Given the (horrbile) nature of the PostScript I don't see any scope for further improvement in performance with this file.
Comment 5 Ray Johnston 2015-01-12 09:35:37 UTC
Just a side comment. Since djvu does text with glyphshow rather than doing
OCR and producing a valid encoding, then using show, the text in the
resulting PDF is totally unsearchable and copy/paste from the PDF will be
garbage.

I don't know if this djvu file has the optional "OCR" layer, but if so, it
isn't making it into the PostScript, since that would have to use show and
define the appropriate Encoding.
Comment 6 Till Kamppeter 2015-01-12 12:09:02 UTC
Madbiologist, if you have not yet done so, please also report a bug to djvu upstream (or whatever software turns djvu to PS in evince) asking for making less awkward PS output and also direct PDF output.
Comment 7 Ken Sharp 2015-01-13 03:23:18 UTC
Commit 3e7115492c378ffa324c0a083244a785a6a61f82 addresses this issue as described in comment #4. Reviewing the other cases didn't reveal any other obvious instances which needed addressing.

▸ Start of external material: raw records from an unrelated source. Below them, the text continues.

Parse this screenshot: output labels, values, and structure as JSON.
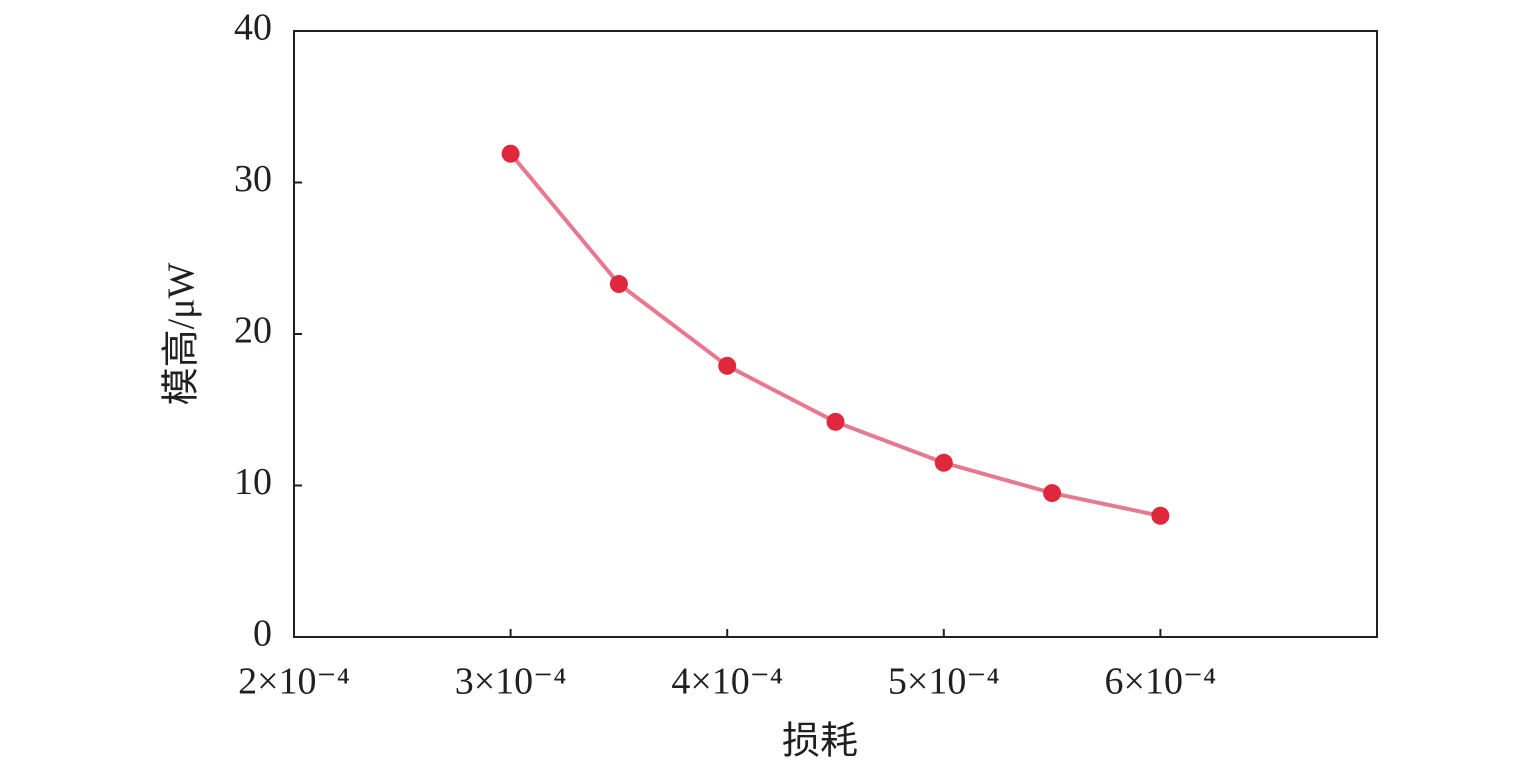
{
  "chart_data": {
    "type": "line",
    "x_label": "损耗",
    "y_label": "模高/μW",
    "x": [
      0.0003,
      0.00035,
      0.0004,
      0.00045,
      0.0005,
      0.00055,
      0.0006
    ],
    "values": [
      31.9,
      23.3,
      17.9,
      14.2,
      11.5,
      9.5,
      8.0
    ],
    "color": "#e0283c",
    "line_color": "#e87890",
    "xlim": [
      0.0002,
      0.0007
    ],
    "xticks": [
      {
        "value": 0.0002,
        "label": "2×10⁻⁴"
      },
      {
        "value": 0.0003,
        "label": "3×10⁻⁴"
      },
      {
        "value": 0.0004,
        "label": "4×10⁻⁴"
      },
      {
        "value": 0.0005,
        "label": "5×10⁻⁴"
      },
      {
        "value": 0.0006,
        "label": "6×10⁻⁴"
      }
    ],
    "ylim": [
      0,
      40
    ],
    "yticks": [
      0,
      10,
      20,
      30,
      40
    ],
    "grid": false
  }
}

For me this is now about 8 times faster than it was, and is broadly the same speed as Acrobat. I don't see any scope for significant improvement on this.
Comment 8 madbiologist 2015-01-13 06:37:42 UTC
the top utility seems to show that evince itself turns djvu to PS, although the printing to a PS file happens fairly quickly so I might have missed it.  I have filed https://bugzilla.gnome.org/show_bug.cgi?id=742559 about evince producing an awkward/nearly pathological PS file.

I have filed https://bugzilla.gnome.org/show_bug.cgi?id=742561 for evince being unable to directly print/convert a djvu file to a PDF file.
Comment 9 madbiologist 2015-01-13 06:53:57 UTC
Thanks Ken for the quick fix.  Although it is unfortunate to have to wait 10 minutes for a document to convert/print, it is bearable.  I'll take an 88% speed improvement any day :)  Hopefully someone improves evince's PS output as quickly as you have improved ghostscript's ability to deal with it.  Well done, and thanks.

Will this patch be in Ghostscript 9.16?  And when is Ghostscript 9.16 scheduled for release?
Comment 10 Ken Sharp 2015-01-13 07:03:39 UTC
(In reply to madbiologist from comment #9)
> Thanks Ken for the quick fix.  Although it is unfortunate to have to wait 10
> minutes for a document to convert/print, it is bearable.

Well performance is now broadly similar to Acrobat Distiller, and a profile doesn't reveal any other hot spots, so I tend to conclude that's probably about as good as it gets for files of this nature. It is faster to print to a PostScript printer, the fact that PDF has no equivalent of glyphshow is the major problem.


> speed improvement any day :)  Hopefully someone improves evince's PS output
> as quickly as you have improved ghostscript's ability to deal with it.  Well
> done, and thanks.

No problem, its always nice to do performance improvements, the fact that the routine to clean up resources was checking all resources of that type, even after it had found its target (!) was obviously a long-standing bug.....

> 
> Will this patch be in Ghostscript 9.16?

Unless some reason crops up to remove it before release. Its such a big gain for this kind of file I'd try hard to find a work-around even if it does break something (which I consider unlikely).


>  And when is Ghostscript 9.16
> scheduled for release?

GS is released at approximately 6 monthly intervals, the last release was September 2014, so the next release should be in March this year.